Political Chronicles 317
and passed without a single amendment, despite conservatives demanding more legal
protections for religious institutions (the key vote in the Senate was 43-12 in favour, with
some 21 not voting or abstaining). Following the passage of the enabling bill, scenes of
jubilation were witnessed in the parliament and in street gatherings.
On the issue of energy uncertainty, state blackouts, rising electricity and gas prices,
and the decommissioning of older, high carbon-producing, power stations, all added to
the controversies over a national plan for reliable and sustainable energy production.

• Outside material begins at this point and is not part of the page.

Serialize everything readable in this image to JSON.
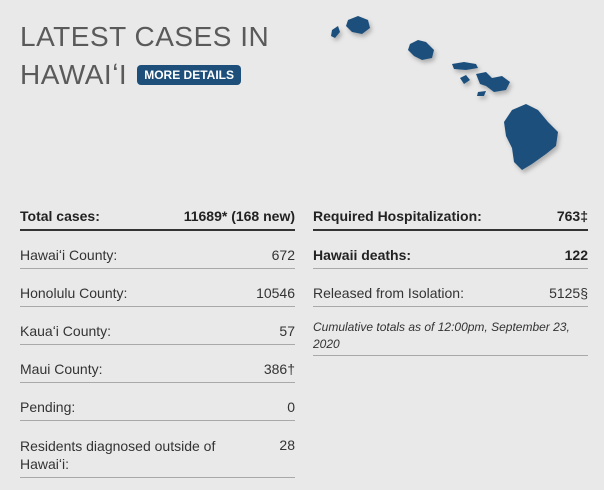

After severe blackouts in South Australia following the closure of old power stations and
the reliance on wind, solar and the national grid supply, the issue of future electricity
supply erupted as a national concern, with both sides of politics blaming each other for
a persistent failure to act or for adopting sub-optimal policies. Indeed, a report of the
Energy Security Board (ESB), established in August 2017 and chaired by Professor
Kerry Schott, stated: “fifteen years of climate policy instability has complicated long-
term investments […] left our energy system vulnerable to escalating prices while being
both less reliable and secure” (ESB National Energy Guarantee, Consultation Paper
2018, p.5). A political feud erupted between federal Energy Minister Josh Frydenberg
and South Australian Premier Jay Wetherill largely over acrimonious personal
criticisms, but also over the federal government’s preference to retain fossil-fuel
generation of electricity while the Premier was pushing for a 75 per cent renewable
energy target for his state by 2025. The federal government also signalled that it may
consider some form of nuclear power generation by joining an international nuclear
energy forum (GIF) which researches next-generation nuclear reactors.
Meanwhile, by Christmas Malcolm Turnbull continued to accumulate consecutive
negative Newspoll ratings for the Coalition, which by now totalled twenty-five losses in
a row to Labor on a two-party preferred basis. These successive defeats in the polls were
now edging towards the magic number of thirty consecutive losses that Abbott had
managed; a figure Turnbull had prominently cited as the main reason why his party
colleagues needed to oust the first-term PM in the leadership coup of 2016. Such is life
in contemporary Australian politics but, oh, how history repeats itself!
New South Wales
July to December 2017
Government and International Relations, University of Sydney
ICAC and Eddie again
On 3 August, the Independent Commission Against Corruption (ICAC) released its
report on Operation Credo, the last of its long-running series of investigations into the
activities of Eddie Obeid. It concerned attempts by Obeid to secure a lucrative public-
private partnership (PPP) from the former Labor Government for Australian Water
Holdings (AWH) to provide water infrastructure in north-western Sydney. The Obeid
family would have benefitted significantly if the arrangement had gone ahead. Obeid’s
close associate, Joe Tripodi, lobbied strongly in the background for the deal.